How misconceived psychological safety could be harmful to your wellbeing
- Kelly VanBuskirk, KC, PhD, C. Arb.
- May 18
- 3 min read

Psychological safety is a prominent topic in Canadian and western societies. In fact, all across Canada, governments have enacted legislation that requires employers to investigate harassment. Additionally, universities and sport and arts organizations have adopted stringent rules against interpersonal offences. A dilemma arises, though, when efforts are made to define harassing behaviour through the subjective lenses of the participants in a workplace discussion. What one person perceives as reasonable communication can be viewed as unreasonable by another.

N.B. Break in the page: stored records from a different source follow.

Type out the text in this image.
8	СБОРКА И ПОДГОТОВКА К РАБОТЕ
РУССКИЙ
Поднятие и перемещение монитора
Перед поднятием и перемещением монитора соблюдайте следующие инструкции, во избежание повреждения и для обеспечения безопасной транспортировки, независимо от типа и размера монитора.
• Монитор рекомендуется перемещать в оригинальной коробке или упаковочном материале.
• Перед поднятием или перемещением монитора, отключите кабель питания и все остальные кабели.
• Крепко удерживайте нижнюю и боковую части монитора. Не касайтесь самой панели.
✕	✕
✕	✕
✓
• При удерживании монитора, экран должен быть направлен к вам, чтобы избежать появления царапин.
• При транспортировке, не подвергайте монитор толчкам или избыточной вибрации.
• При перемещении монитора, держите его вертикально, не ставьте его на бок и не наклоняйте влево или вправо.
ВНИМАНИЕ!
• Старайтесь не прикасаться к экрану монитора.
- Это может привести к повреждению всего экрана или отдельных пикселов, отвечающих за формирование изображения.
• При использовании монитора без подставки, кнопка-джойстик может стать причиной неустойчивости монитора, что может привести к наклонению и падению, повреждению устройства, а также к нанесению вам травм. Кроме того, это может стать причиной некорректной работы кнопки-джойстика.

A recent case I’m aware of that involves an elite sports coach illustrates the problem: the coach was accused of maltreatment after questioning an athlete about their recent declining performance, which was proven by objective measurement. The athlete took offence to the coach’s questions in spite of the fact that there was no yelling or screaming, swearing, or belittling. The coach was exonerated, but not before going through a stressful and emotionally exhausting investigation process conducted by their national sports organization.

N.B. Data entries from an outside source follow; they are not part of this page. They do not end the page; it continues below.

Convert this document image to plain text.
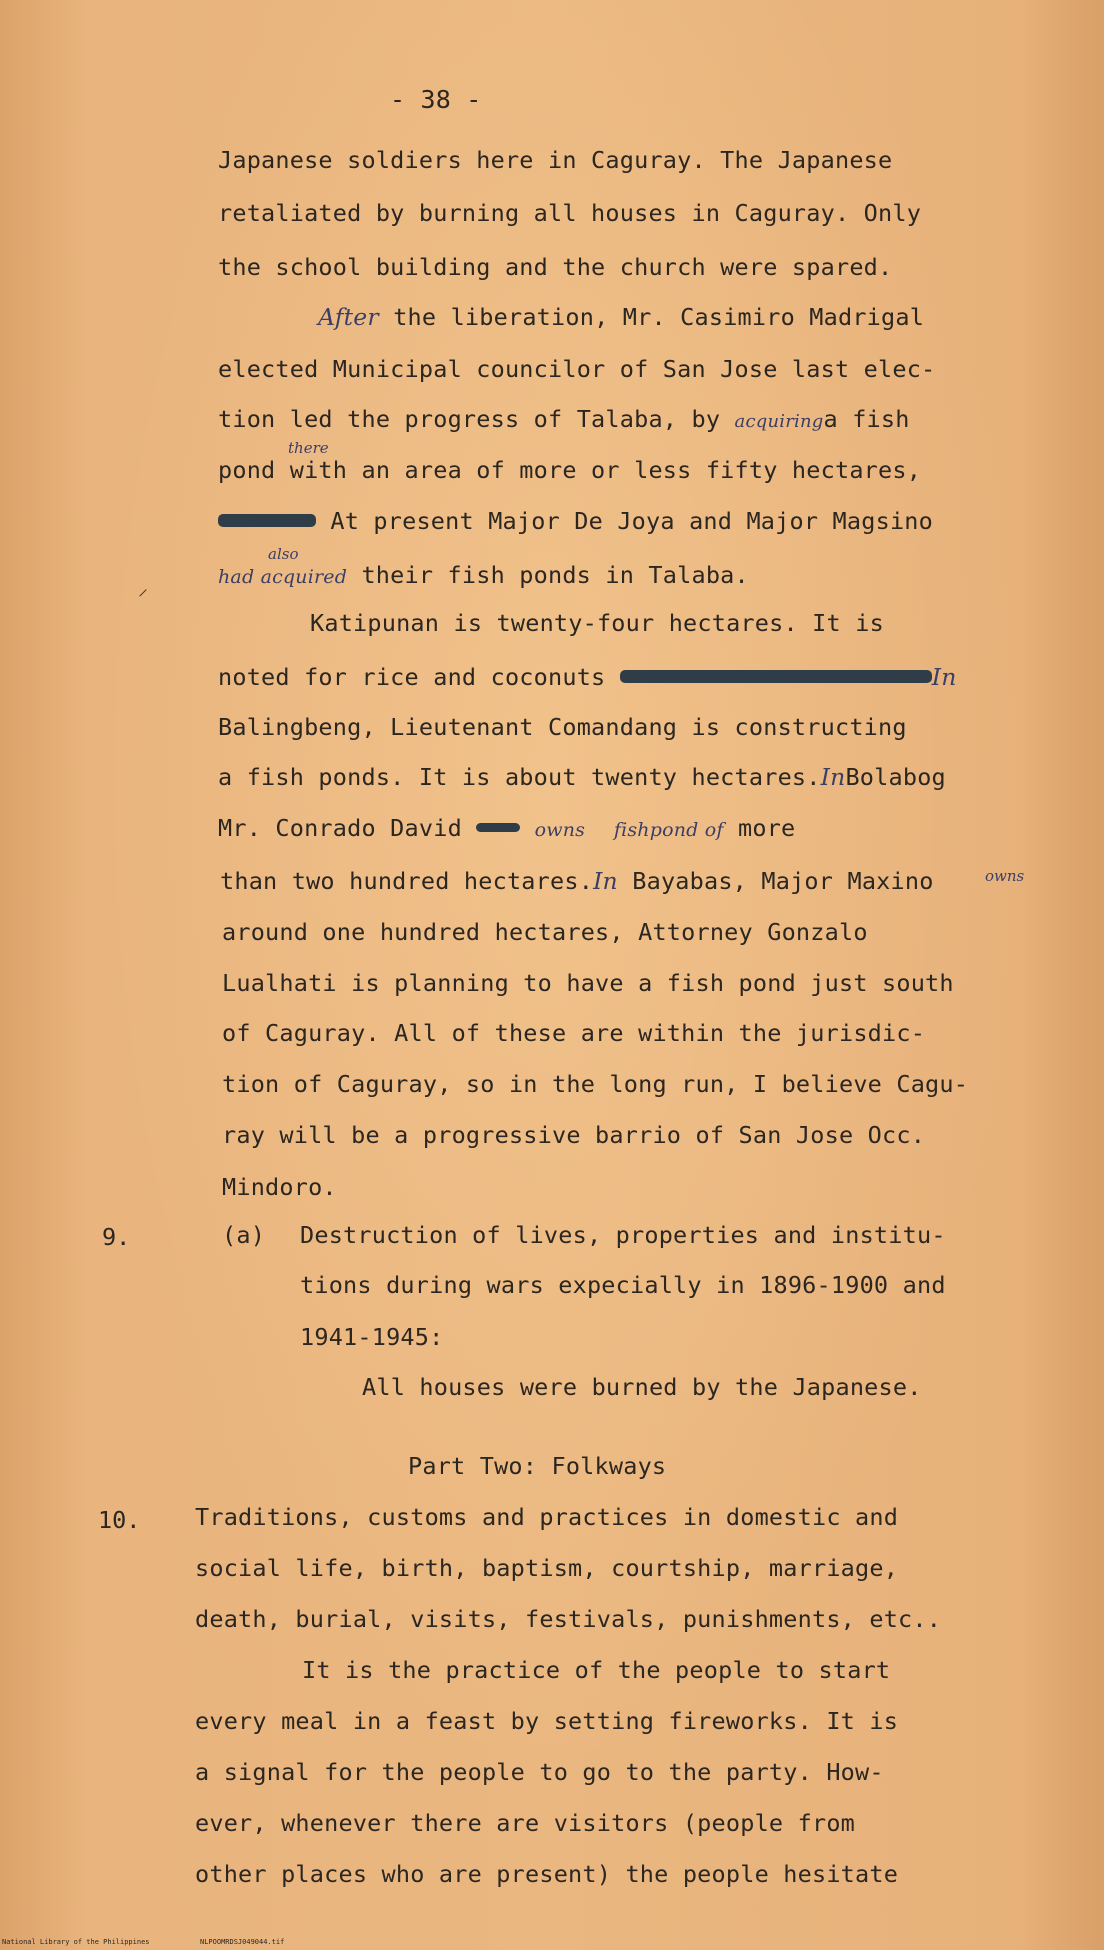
- 38 -
Japanese soldiers here in Caguray. The Japanese
retaliated by burning all houses in Caguray. Only
the school building and the church were spared.
After the liberation, Mr. Casimiro Madrigal
elected Municipal councilor of San Jose last elec-
tion led the progress of Talaba, by acquiringa fish
there
pond with an area of more or less fifty hectares,
At present Major De Joya and Major Magsino
also
⸝	had acquired their fish ponds in Talaba.
Katipunan is twenty-four hectares. It is
noted for rice and coconuts	In
Balingbeng, Lieutenant Comandang is constructing
a fish ponds. It is about twenty hectares.InBolabog
Mr. Conrado David	owns fishpond of more
than two hundred hectares.In Bayabas, Major Maxino	owns
around one hundred hectares, Attorney Gonzalo
Lualhati is planning to have a fish pond just south
of Caguray. All of these are within the jurisdic-
tion of Caguray, so in the long run, I believe Cagu-
ray will be a progressive barrio of San Jose Occ.
Mindoro.
9.	(a) Destruction of lives, properties and institu-
tions during wars expecially in 1896-1900 and
1941-1945:
All houses were burned by the Japanese.
Part Two: Folkways
10. Traditions, customs and practices in domestic and
social life, birth, baptism, courtship, marriage,
death, burial, visits, festivals, punishments, etc..
It is the practice of the people to start
every meal in a feast by setting fireworks. It is
a signal for the people to go to the party. How-
ever, whenever there are visitors (people from
other places who are present) the people hesitate
National Library of the Philippines	NLPOOMRDSJ049044.tif
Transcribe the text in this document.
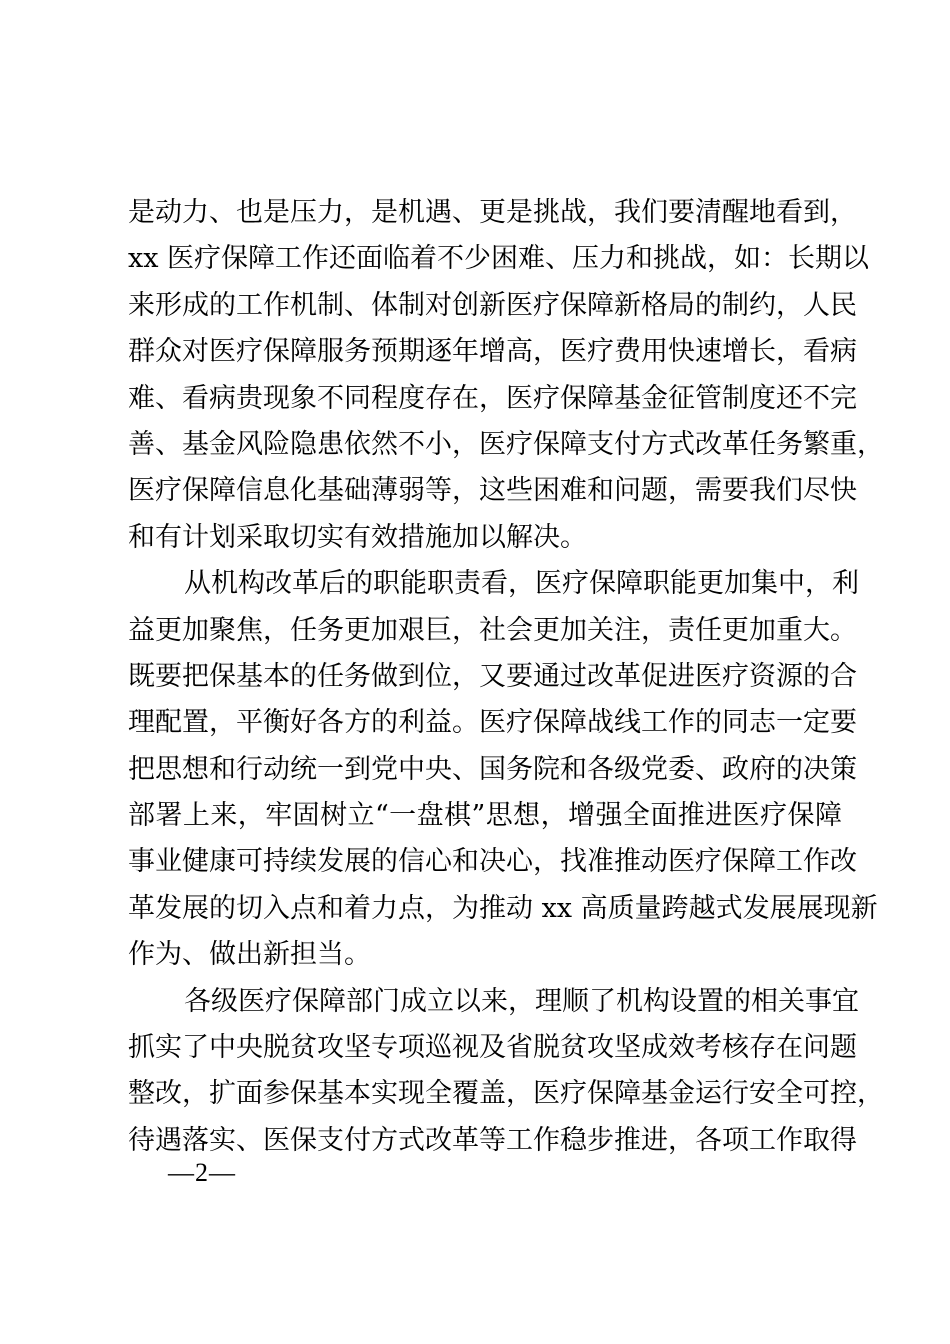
是动力、也是压力，是机遇、更是挑战，我们要清醒地看到，
xx 医疗保障工作还面临着不少困难、压力和挑战，如：长期以
来形成的工作机制、体制对创新医疗保障新格局的制约，人民
群众对医疗保障服务预期逐年增高，医疗费用快速增长，看病
难、看病贵现象不同程度存在，医疗保障基金征管制度还不完
善、基金风险隐患依然不小，医疗保障支付方式改革任务繁重，
医疗保障信息化基础薄弱等，这些困难和问题，需要我们尽快
和有计划采取切实有效措施加以解决。
从机构改革后的职能职责看，医疗保障职能更加集中，利
益更加聚焦，任务更加艰巨，社会更加关注，责任更加重大。
既要把保基本的任务做到位，又要通过改革促进医疗资源的合
理配置，平衡好各方的利益。医疗保障战线工作的同志一定要
把思想和行动统一到党中央、国务院和各级党委、政府的决策
部署上来，牢固树立“一盘棋”思想，增强全面推进医疗保障
事业健康可持续发展的信心和决心，找准推动医疗保障工作改
革发展的切入点和着力点，为推动 xx 高质量跨越式发展展现新
作为、做出新担当。
各级医疗保障部门成立以来，理顺了机构设置的相关事宜
抓实了中央脱贫攻坚专项巡视及省脱贫攻坚成效考核存在问题
整改，扩面参保基本实现全覆盖，医疗保障基金运行安全可控，
待遇落实、医保支付方式改革等工作稳步推进，各项工作取得
—2—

So how should organizations understand psychological safety?
In a 2022 TED Talk, world-renowned organizational psychologist Adam Grant provides crucial insights into the common misunderstanding of what psychological safety is and is not. It is not:
Being Nice: "The problem with some of these misconceptions in particular like being agreeable and being nice,” Grant says, “is that they're exactly the opposite of what I'm talking about... being nice in the workplace often means not telling you what I really think, because it wouldn't be nice." While psychological safety requires respectful but candid communication, being nice often involves withholding honest feedback to avoid hurting feelings.
Being agreeable: An organization’s goal should be to achieve respectful candor that advances its organizational objectives. In psychologically safe environments, disagreement is valued as a path to better solutions. Insincere agreement to avoid offence fails to advance organizational objectives and actually fosters a deterioration of psychological safety.

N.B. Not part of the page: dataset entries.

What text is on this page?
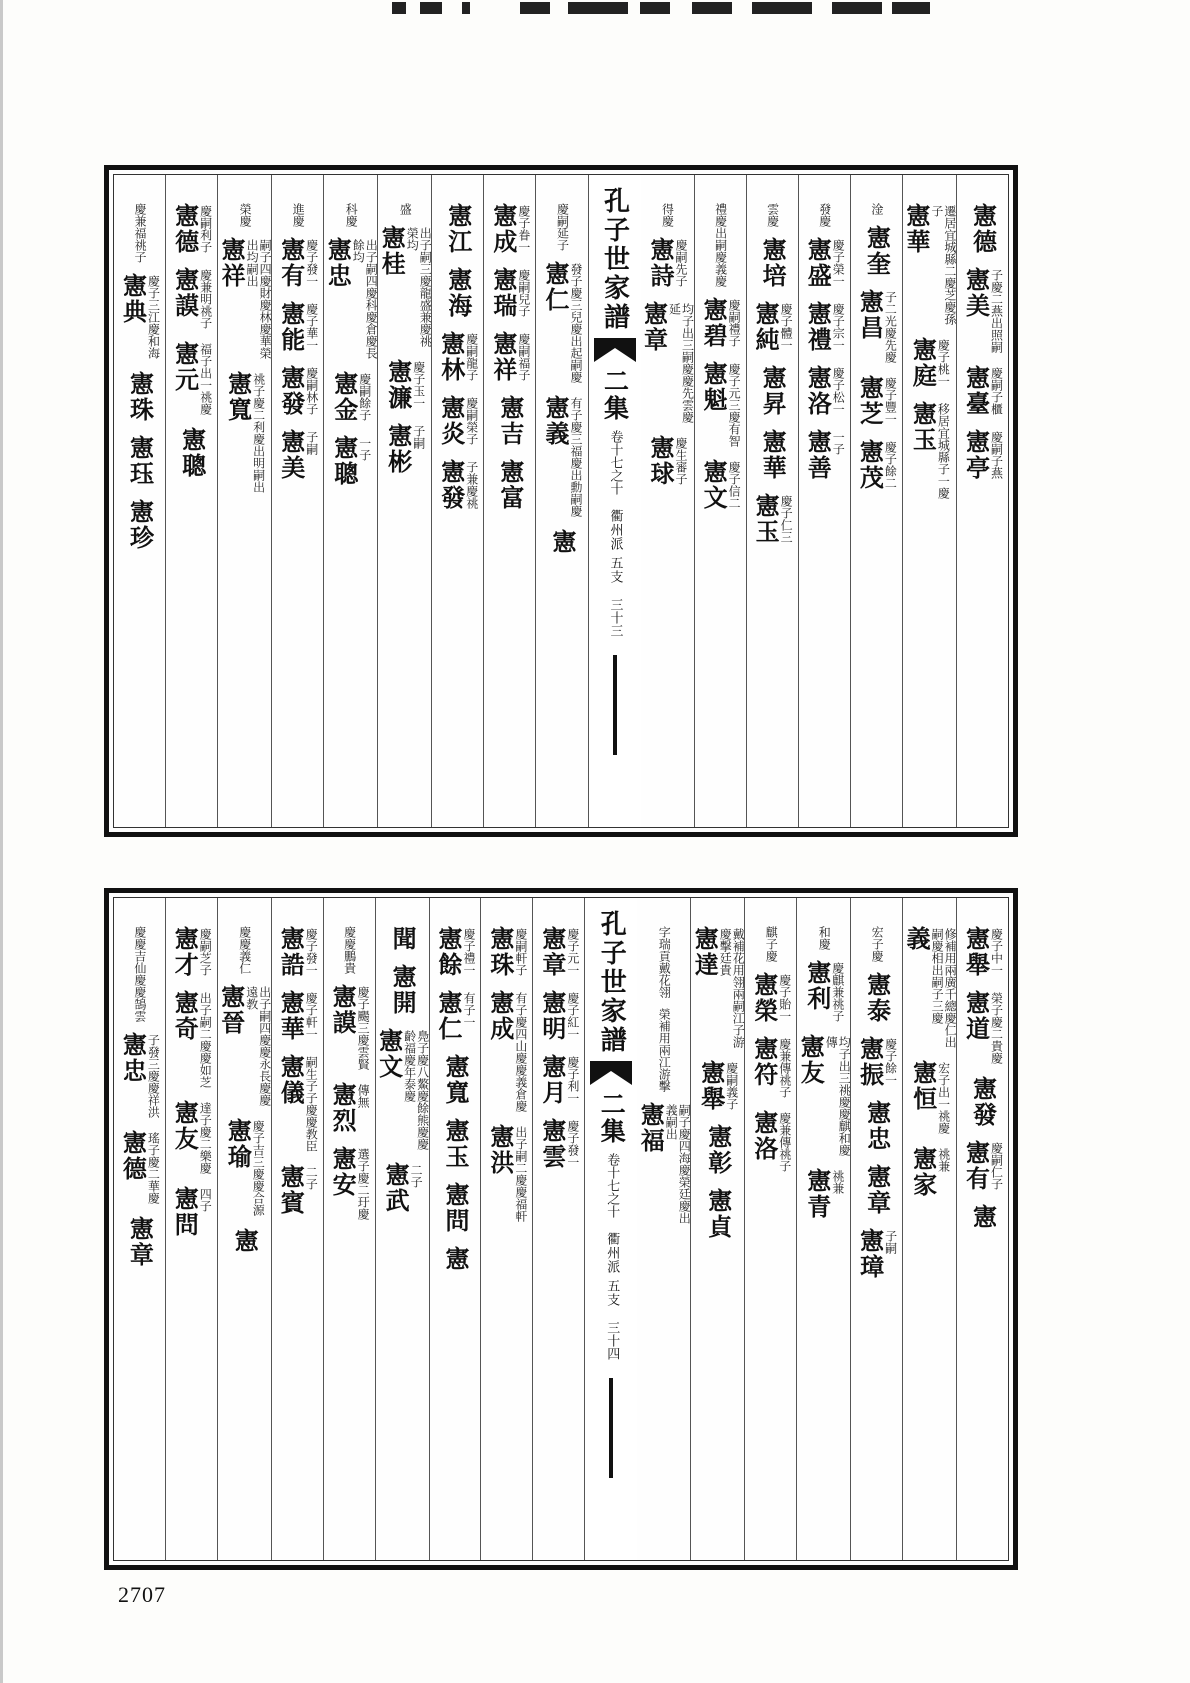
憲德
憲美 子慶二燕出照嗣
憲臺 慶嗣子櫃
憲亭 慶嗣子燕
憲華	遷居宜城縣二慶芝慶孫子
憲庭 慶子桃一
憲玉 移居宜城縣子一慶
淦
憲奎
憲昌 子二光慶先慶
憲芝 慶子豐一
憲茂 慶子餘二
發慶
憲盛 慶子榮一
憲禮 慶子宗一
憲洛 慶子松一
憲善 一子
雲慶
憲培
憲純 慶子體一
憲昇
憲華
憲玉 慶子仁三
禮慶出嗣慶義慶
憲碧 慶嗣禮子
憲魁 慶子元三慶有智
憲文 慶子信二
得慶
憲詩 慶嗣先子
憲章	均子出三嗣慶慶先雲慶延
憲球 慶生審子
孔子世家譜
二集
卷十七之十
衢州派 五支
三十三
慶嗣延子
憲仁 發子慶三兒慶出起嗣慶
憲義 有子慶三福慶出勳嗣慶
憲
憲成 慶子眷一
憲瑞 慶嗣兒子
憲祥 慶嗣福子
憲吉
憲富
憲江
憲海
憲林 慶嗣龍子
憲炎 慶嗣榮子
憲發 子兼慶祧
盛
憲桂	出子嗣三慶龍盛兼慶祧榮均
憲濂 慶子玉一
憲彬 子嗣
科慶
憲忠	出子嗣四慶科慶倉慶長餘均
憲金 慶嗣餘子
憲聰 一子
進慶
憲有 慶子發一
憲能 慶子華一
憲發 慶嗣林子
憲美 子嗣
榮慶
憲祥	嗣子四慶財慶林慶華榮出均嗣出
憲寬 祧子慶二利慶出明嗣出
憲德 慶嗣利子
憲謨 慶兼明祧子
憲元 福子出一祧慶
憲聰
慶兼福祧子
憲典 慶子三江慶和海
憲珠
憲珏
憲珍
憲舉 慶子中一
憲道 榮子慶二貴慶
憲發
憲有 慶嗣仁子
憲
義	修補用兩廣千總慶仁出嗣慶相出嗣子三慶
憲恒 宏子出一祧慶
憲家 祧兼
宏子慶
憲泰
憲振 慶子餘一
憲忠
憲章
憲璋 子嗣
和慶
憲利 慶麒兼祧子
憲友	均子出三祧慶慶麒和慶傳
憲青 祧兼
麒子慶
憲榮 慶子貽一
憲符 慶兼傳祧子
憲洛 慶兼傳祧子
憲達	戴補花用翎兩嗣江子游慶擊廷貴
憲舉 慶嗣義子
憲彰
憲貞
字瑞貢戴花翎
榮補用兩江游擊
憲福	嗣子慶四海慶榮廷慶出義嗣出
孔子世家譜
二集
卷十七之十
衢州派 五支
三十四
憲章 慶子元一
憲明 慶子紅一
憲月 慶子利一
憲雲 慶子發一
憲珠 慶嗣軒子
憲成 有子慶四山慶慶義倉慶
憲洪 出子嗣二慶慶福軒
憲餘 慶子禮一
憲仁 有子一
憲寬
憲玉
憲問
憲
聞
憲開
憲文	鳧子慶八鰲慶餘熊慶慶齡福慶年泰慶
憲武 二子
慶慶鵬貴
憲謨 慶子颺三慶雲賢
憲烈 傳無
憲安 選子慶二玗慶
憲誥 慶子發一
憲華 慶子軒一
憲儀 嗣生子子慶慶教臣
憲賓 二子
慶慶義仁
憲晉	出子嗣四慶慶永長慶慶遠教
憲瑜 慶子吉三慶慶合源
憲
憲才 慶嗣芝子
憲奇 出子嗣二慶慶如芝
憲友 達子慶二樂慶
憲問 四子
慶慶吉仙慶慶鵠雲
憲忠 子發三慶慶祥洪
憲德 瑤子慶二華慶
憲章
2707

Similarly, in a talk given at the University of Chicago’s Institute of Politics several years ago, CNN commentator Van Jones expressed strong opposition to the concept of ideological/emotional safety, which he described as the expectation to "feel good all the time". Jones argued that this contortion of liberalism becomes "useless, obnoxious and dangerous" in the real world and becomes antithetical to learning and development. He encouraged students to resist the expectation that the jungle should be paved for them. Instead, “Put on some boots and learn how to deal with adversity.”
In workplaces, classrooms, competitive athletic environments and in the arts, the mix-up between psychological safety and the expectation that everyone should feel good all the time is leading to a withholding of truth. In turn, that withholding is causing employees, athletes, musicians, and actors to be deprived of opportunities to learn, to correct, to improve, and to grow. When managers, professors, coaches, and directors are afraid to give honest feedback, it’s the people they are managing who ultimately lose. Short-term shielding from less than positive feedback prevents long-term development, and it does not equate to a psychologically safe interaction.
Importance of humility
Organizationally, a way to foster true psychological safety is found in the teaching and expectation of humility. On this point, Admiral William McRaven, a leadership expert and University of Texas professor, described to Adam Grant steps he has used to create psychological safety for his staff by:
acknowledging his own fallibility;
explicitly asking for feedback;
showing respect by spending time with team members at all levels;
setting high standards while encouraging accountability in both directions.
A study that I am currently involved in concerning the practice of humility offers an additional option for organizations. Humility is a virtue that has lost some of its subscription over the fifty years, but it supercharges organizations with psychological safety. The practice of humility requires all of us to acknowledge that our ideas could very well be wrong and our performance may not be perfect. If we train our members in humility and have them commit to it as an organizational virtue, candid discussions about our own performance at work, school, on teams, or in the arts become easier to have. In turn, facilitating candid reviews of our performance provides us with building blocks for improvement.
That’s the benefit of psychological safety, and that’s where it differs from simply feeling good.
Kelly VanBuskirk, KC, PhD, C. Arb. is a lawyer and principal at VanBuskirk Law. He has practiced labour, employment, and human rights law for more than 30 years.